The latest poll in the U.S. Senate race in Florida gives Gov. Rick Scott a slim lead in the contest and further underscores the closeness of the race between Scott and incumbent Democrat Bill Nelson.
The Axios/SurveyMonkey online poll shows Scott holding a 3-point advantage over Nelson — 49 percent to 46 percent, with 5 percent has Republican Gov. Rick Scott with a 3-point edge over Democratic Sen. Bill Nelson, 49-46 percent, with 5 percent giving no answer.
The Florida poll was one of a series conducted by Axios/Survey Monkey involving Senate races showing Democrats will have a tough time taking control of the Senate come November.
The map remains a major obstacle to the Democrat’s quest to flip control of the U.S. Senate. Though they can attain a majority with a net pickup of just two seats, their defense of 10 incumbents seeking reelection in states carried by Donald Trump in 2016 remains their critical challenge, according to the SurveyMonkey’s latest round of state polls conducted for Axios.

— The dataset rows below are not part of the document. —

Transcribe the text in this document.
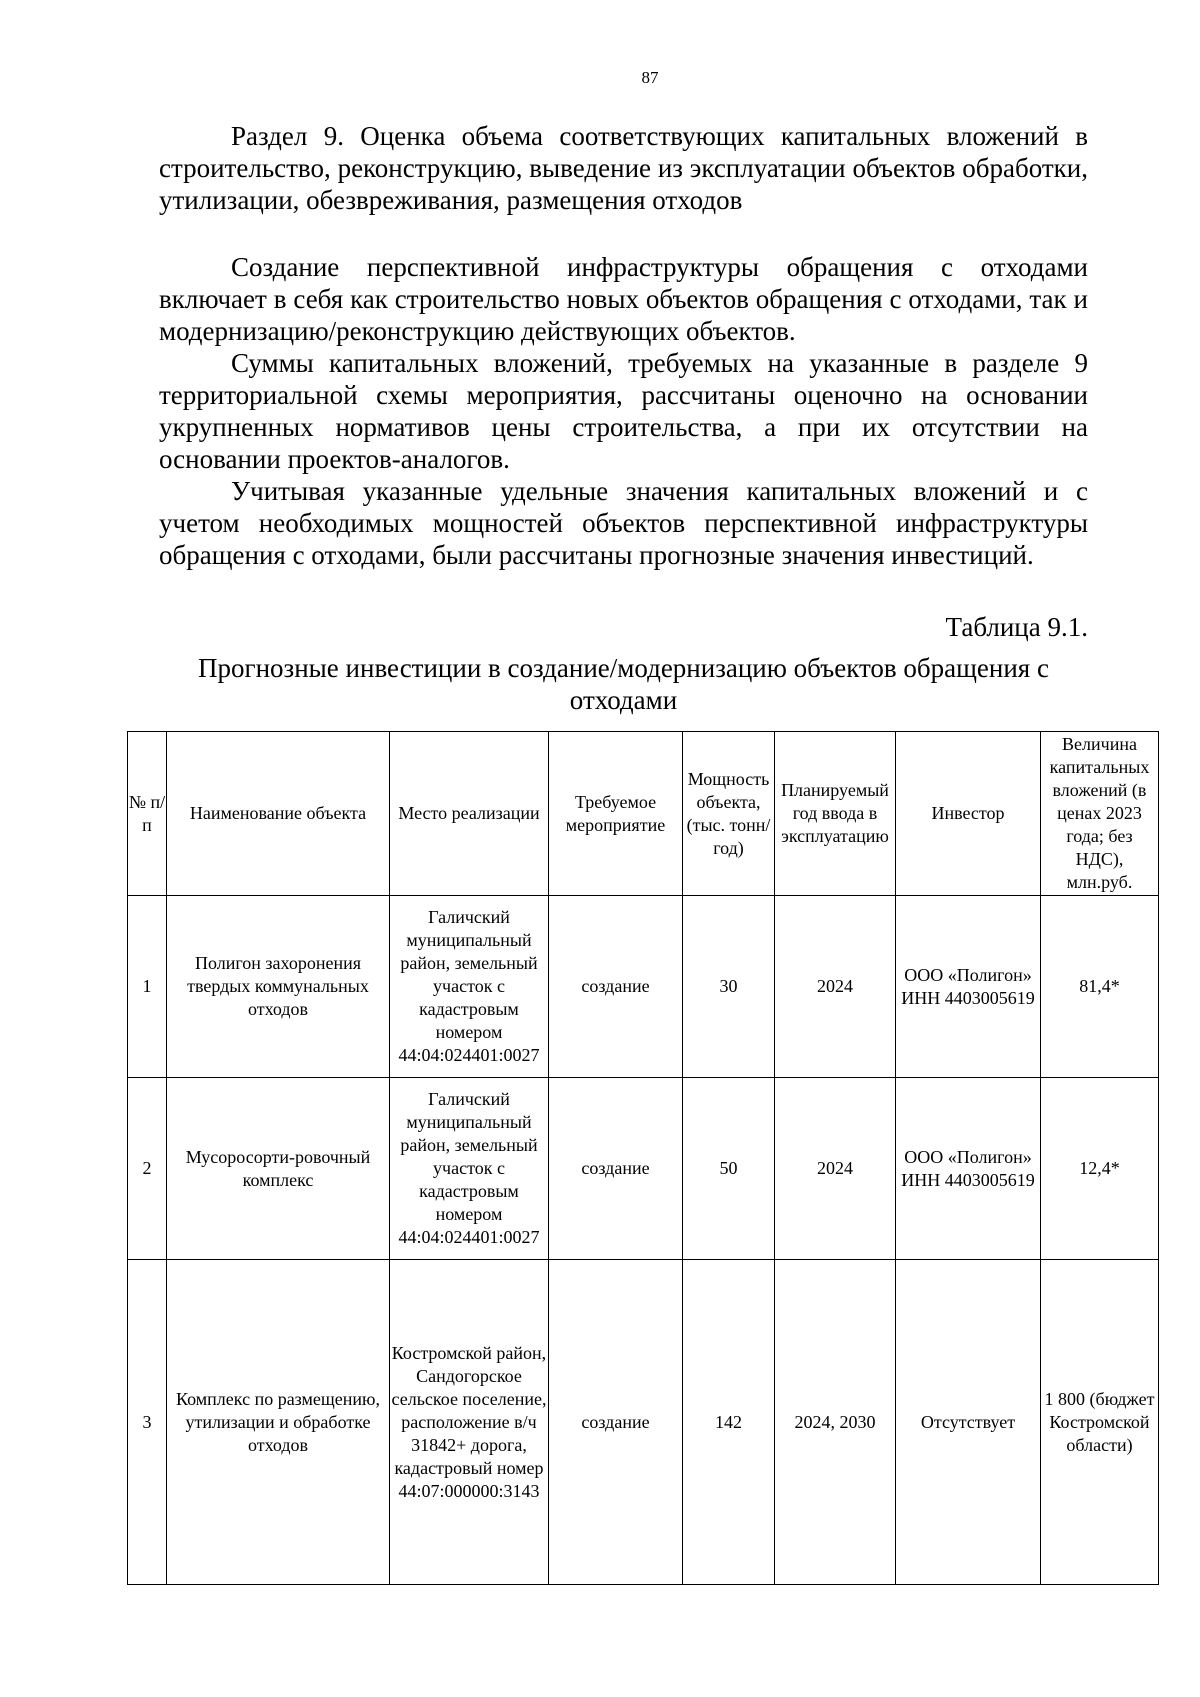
87
Раздел 9. Оценка объема соответствующих капитальных вложений в строительство, реконструкцию, выведение из эксплуатации объектов обработки, утилизации, обезвреживания, размещения отходов

Создание перспективной инфраструктуры обращения с отходами включает в себя как строительство новых объектов обращения с отходами, так и модернизацию/реконструкцию действующих объектов.

Суммы капитальных вложений, требуемых на указанные в разделе 9 территориальной схемы мероприятия, рассчитаны оценочно на основании укрупненных нормативов цены строительства, а при их отсутствии на основании проектов-аналогов.

Учитывая указанные удельные значения капитальных вложений и с учетом необходимых мощностей объектов перспективной инфраструктуры обращения с отходами, были рассчитаны прогнозные значения инвестиций.

Таблица 9.1.
Прогнозные инвестиции в создание/модернизацию объектов обращения с отходами
№ п/п	Наименование объекта	Место реализации	Требуемое мероприятие	Мощность объекта, (тыс. тонн/год)	Планируемый год ввода в эксплуатацию	Инвестор	Величина капитальных вложений (в ценах 2023 года; без НДС), млн.руб.
1	Полигон захоронения твердых коммунальных отходов	Галичский муниципальный район, земельный участок с кадастровым номером 44:04:024401:0027	создание	30	2024	ООО «Полигон» ИНН 4403005619	81,4*
2	Мусоросорти-ровочный комплекс	Галичский муниципальный район, земельный участок с кадастровым номером 44:04:024401:0027	создание	50	2024	ООО «Полигон» ИНН 4403005619	12,4*
3	Комплекс по размещению, утилизации и обработке отходов	Костромской район, Сандогорское сельское поселение, расположение в/ч 31842+ дорога, кадастровый номер 44:07:000000:3143	создание	142	2024, 2030	Отсутствует	1 800 (бюджет Костромской области)
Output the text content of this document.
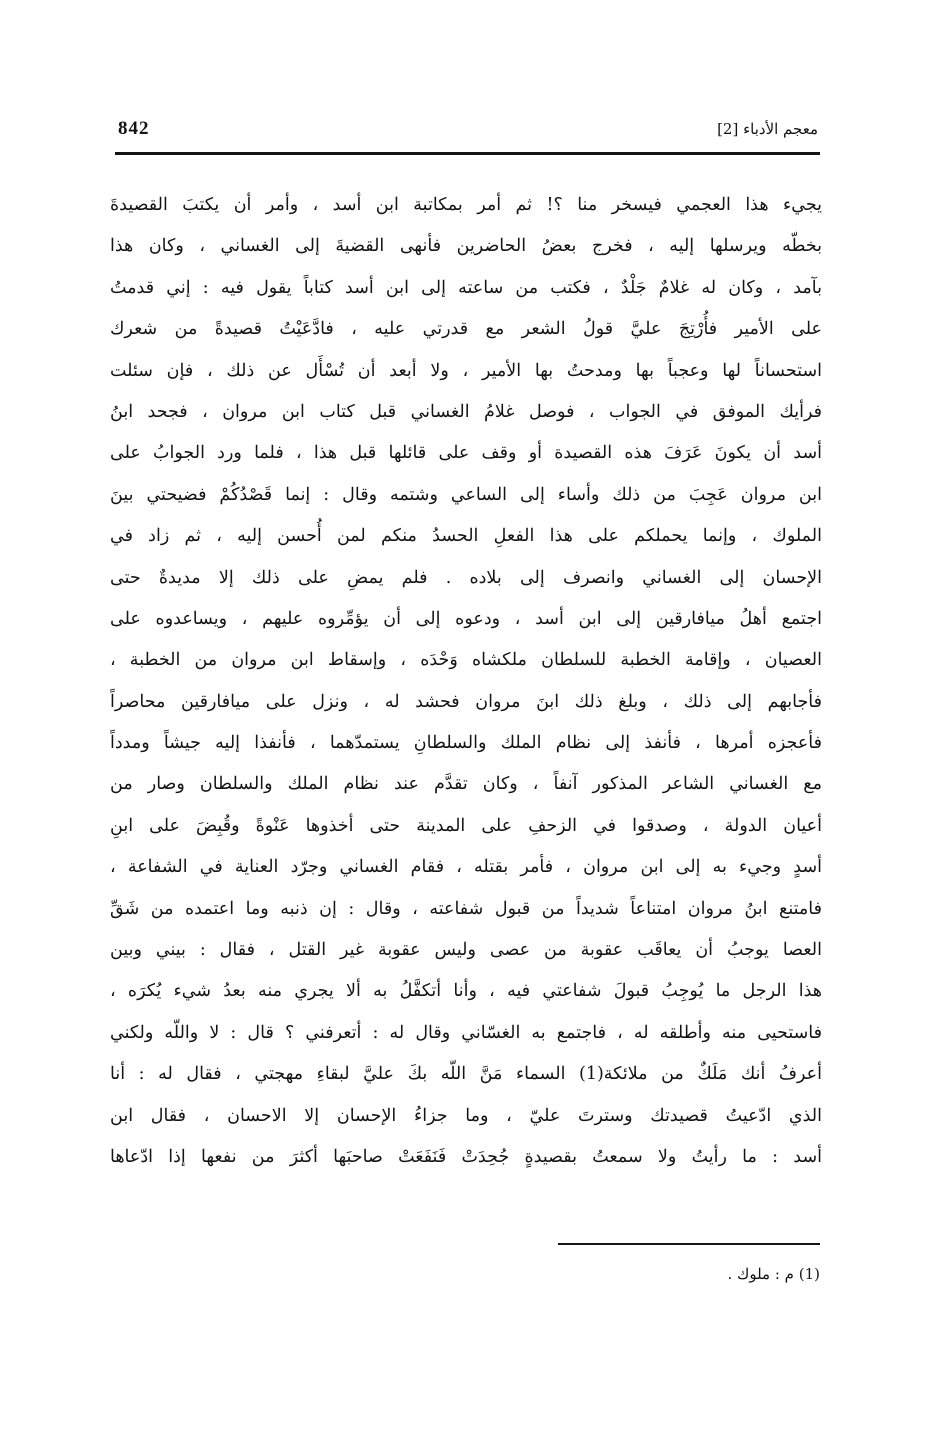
842	معجم الأدباء [2]
يجيء هذا العجمي فيسخر منا ؟! ثم أمر بمكاتبة ابن أسد ، وأمر أن يكتبَ القصيدةَ
بخطّه ويرسلها إليه ، فخرج بعضُ الحاضرين فأنهى القضيةَ إلى الغساني ، وكان هذا
بآمد ، وكان له غلامٌ جَلْدٌ ، فكتب من ساعته إلى ابن أسد كتاباً يقول فيه : إني قدمتُ
على الأمير فأُرْتِجَ عليَّ قولُ الشعر مع قدرتي عليه ، فادَّعَيْتُ قصيدةً من شعرك
استحساناً لها وعجباً بها ومدحتُ بها الأمير ، ولا أبعد أن تُسْأَل عن ذلك ، فإن سئلت
فرأيك الموفق في الجواب ، فوصل غلامُ الغساني قبل كتاب ابن مروان ، فجحد ابنُ
أسد أن يكونَ عَرَفَ هذه القصيدة أو وقف على قائلها قبل هذا ، فلما ورد الجوابُ على
ابن مروان عَجِبَ من ذلك وأساء إلى الساعي وشتمه وقال : إنما قَصْدُكُمْ فضيحتي بينَ
الملوك ، وإنما يحملكم على هذا الفعلِ الحسدُ منكم لمن أُحسن إليه ، ثم زاد في
الإحسان إلى الغساني وانصرف إلى بلاده . فلم يمضِ على ذلك إلا مديدةٌ حتى
اجتمع أهلُ ميافارقين إلى ابن أسد ، ودعوه إلى أن يؤمِّروه عليهم ، ويساعدوه على
العصيان ، وإقامة الخطبة للسلطان ملكشاه وَحْدَه ، وإسقاط ابن مروان من الخطبة ،
فأجابهم إلى ذلك ، وبلغ ذلك ابنَ مروان فحشد له ، ونزل على ميافارقين محاصراً
فأعجزه أمرها ، فأنفذ إلى نظام الملك والسلطانِ يستمدّهما ، فأنفذا إليه جيشاً ومدداً
مع الغساني الشاعر المذكور آنفاً ، وكان تقدَّم عند نظام الملك والسلطان وصار من
أعيان الدولة ، وصدقوا في الزحفِ على المدينة حتى أخذوها عَنْوةً وقُبِضَ على ابنِ
أسدٍ وجيء به إلى ابن مروان ، فأمر بقتله ، فقام الغساني وجرّد العناية في الشفاعة ،
فامتنع ابنُ مروان امتناعاً شديداً من قبول شفاعته ، وقال : إن ذنبه وما اعتمده من شَقِّ
العصا يوجبُ أن يعاقَب عقوبة من عصى وليس عقوبة غير القتل ، فقال : بيني وبين
هذا الرجل ما يُوجِبُ قبولَ شفاعتي فيه ، وأنا أتكفَّلُ به ألا يجري منه بعدُ شيء يُكرَه ،
فاستحيى منه وأطلقه له ، فاجتمع به الغسّاني وقال له : أتعرفني ؟ قال : لا واللّه ولكني
أعرفُ أنك مَلَكٌ من ملائكة(1) السماء مَنَّ اللّه بكَ عليَّ لبقاءِ مهجتي ، فقال له : أنا
الذي ادّعيتُ قصيدتك وسترتَ عليّ ، وما جزاءُ الإحسان إلا الاحسان ، فقال ابن
أسد : ما رأيتُ ولا سمعتُ بقصيدةٍ جُحِدَتْ فَنَفَعَتْ صاحبَها أكثرَ من نفعها إذا ادّعاها
(1) م : ملوك .
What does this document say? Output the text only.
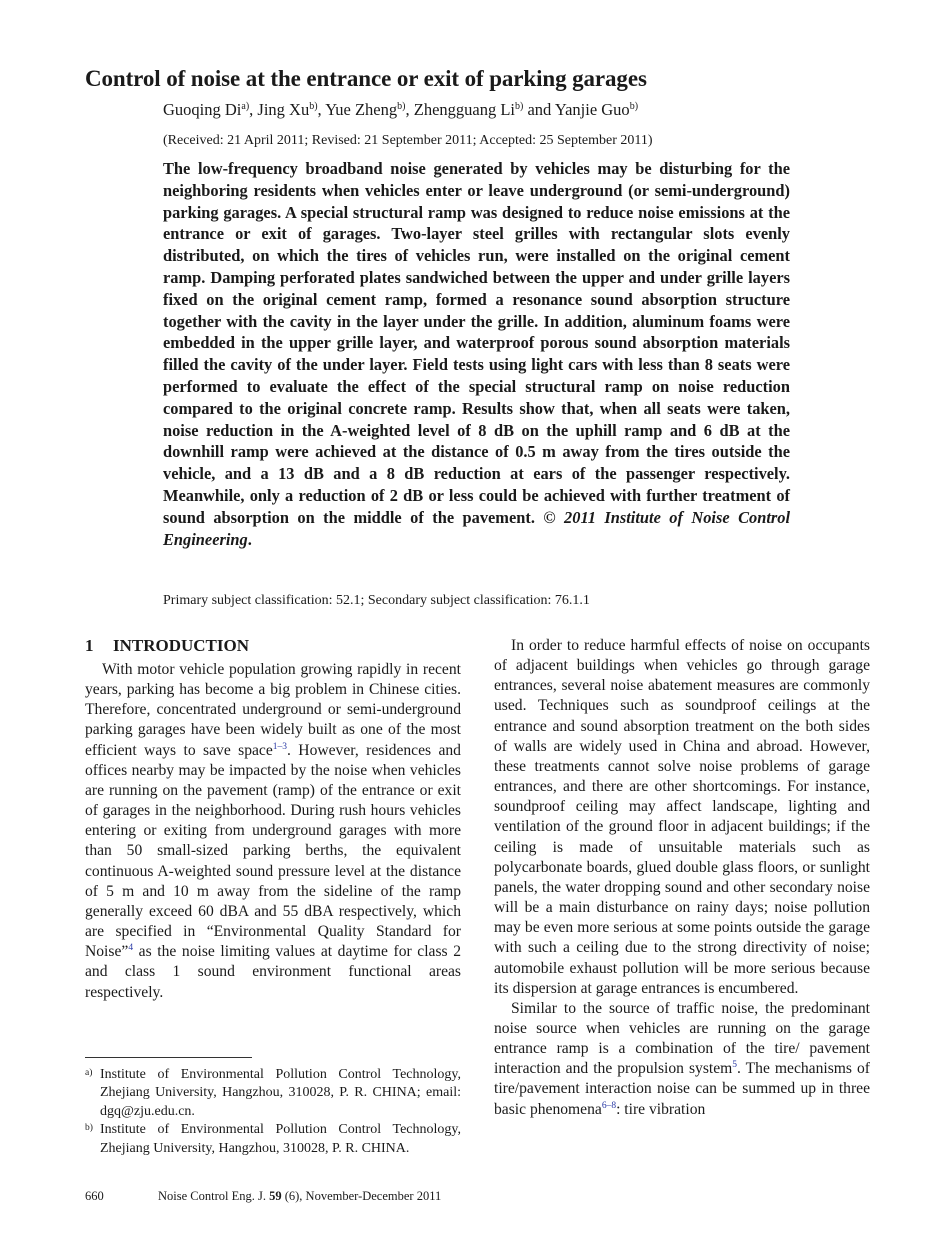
Control of noise at the entrance or exit of parking garages
Guoqing Di$^{a)}$, Jing Xu$^{b)}$, Yue Zheng$^{b)}$, Zhengguang Li$^{b)}$ and Yanjie Guo$^{b)}$
(Received: 21 April 2011; Revised: 21 September 2011; Accepted: 25 September 2011)
The low-frequency broadband noise generated by vehicles may be disturbing for the neighboring residents when vehicles enter or leave underground (or semi-underground) parking garages. A special structural ramp was designed to reduce noise emissions at the entrance or exit of garages. Two-layer steel grilles with rectangular slots evenly distributed, on which the tires of vehicles run, were installed on the original cement ramp. Damping perforated plates sandwiched between the upper and under grille layers fixed on the original cement ramp, formed a resonance sound absorption structure together with the cavity in the layer under the grille. In addition, aluminum foams were embedded in the upper grille layer, and waterproof porous sound absorption materials filled the cavity of the under layer. Field tests using light cars with less than 8 seats were performed to evaluate the effect of the special structural ramp on noise reduction compared to the original concrete ramp. Results show that, when all seats were taken, noise reduction in the A-weighted level of 8 dB on the uphill ramp and 6 dB at the downhill ramp were achieved at the distance of 0.5 m away from the tires outside the vehicle, and a 13 dB and a 8 dB reduction at ears of the passenger respectively. Meanwhile, only a reduction of 2 dB or less could be achieved with further treatment of sound absorption on the middle of the pavement. © 2011 Institute of Noise Control Engineering.
Primary subject classification: 52.1; Secondary subject classification: 76.1.1
1 INTRODUCTION

With motor vehicle population growing rapidly in recent years, parking has become a big problem in Chinese cities. Therefore, concentrated underground or semi-underground parking garages have been widely built as one of the most efficient ways to save space$^{1-3}$. However, residences and offices nearby may be impacted by the noise when vehicles are running on the pavement (ramp) of the entrance or exit of garages in the neighborhood. During rush hours vehicles entering or exiting from underground garages with more than 50 small-sized parking berths, the equivalent continuous A-weighted sound pressure level at the distance of 5 m and 10 m away from the sideline of the ramp generally exceed 60 dBA and 55 dBA respectively, which are specified in “Environmental Quality Standard for Noise”$^4$ as the noise limiting values at daytime for class 2 and class 1 sound environment functional areas respectively.

In order to reduce harmful effects of noise on occupants of adjacent buildings when vehicles go through garage entrances, several noise abatement measures are commonly used. Techniques such as soundproof ceilings at the entrance and sound absorption treatment on the both sides of walls are widely used in China and abroad. However, these treatments cannot solve noise problems of garage entrances, and there are other shortcomings. For instance, soundproof ceiling may affect landscape, lighting and ventilation of the ground floor in adjacent buildings; if the ceiling is made of unsuitable materials such as polycarbonate boards, glued double glass floors, or sunlight panels, the water dropping sound and other secondary noise will be a main disturbance on rainy days; noise pollution may be even more serious at some points outside the garage with such a ceiling due to the strong directivity of noise; automobile exhaust pollution will be more serious because its dispersion at garage entrances is encumbered.

Similar to the source of traffic noise, the predominant noise source when vehicles are running on the garage entrance ramp is a combination of the tire/ pavement interaction and the propulsion system$^5$. The mechanisms of tire/pavement interaction noise can be summed up in three basic phenomena$^{6-8}$: tire vibration

a) Institute of Environmental Pollution Control Technology, Zhejiang University, Hangzhou, 310028, P. R. CHINA; email: dgq@zju.edu.cn.
b) Institute of Environmental Pollution Control Technology, Zhejiang University, Hangzhou, 310028, P. R. CHINA.
660	Noise Control Eng. J. 59 (6), November-December 2011
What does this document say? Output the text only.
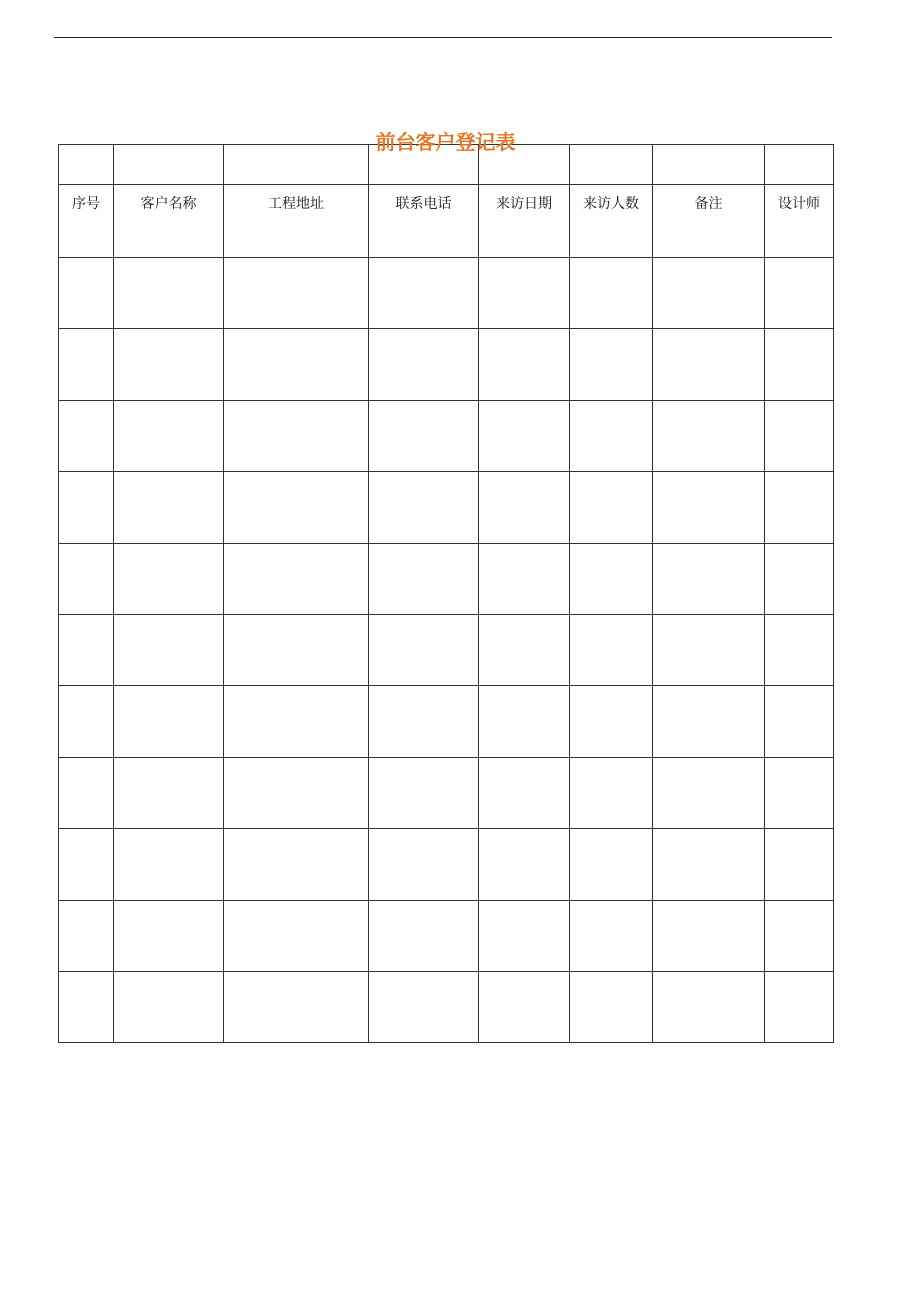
前台客户登记表

序号	客户名称	工程地址	联系电话	来访日期	来访人数	备注	设计师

The Florida poll also shows voters closely divided regarding President Donald Trump’s approval rating. Fifty percent of the voters surveyed approved of the job the president is doing, while 49 percent disapprove.
Voters were equally divided when it comes to Nelson’s job performance in the Senate. Forty-seven approved while 47 percent disapproved, 6 percent didn’t have an opinion.
Sen. Marco Rubio did better when it comes to job performance with 52 percent approving of the Republican senator, while 47 percent disapprove.
Asked about the issues most important to voters, 23 percent said jobs and the economy, 19 percent said health care, with 18 percent saying immigration.
There is some good news for Democrats in the poll. It shows that Democrats do have a slight edge in enthusiasm. Fifty-three percent registered Democrats and those leaning to that party say they are enthusiastic about voting in November. That compared to 46 percent of Republicans and those who lean to the GOP.
The poll of 1,080 registered voters in Florida was taken from June 11-July 2. It has a margin of error of +/- 5 percent.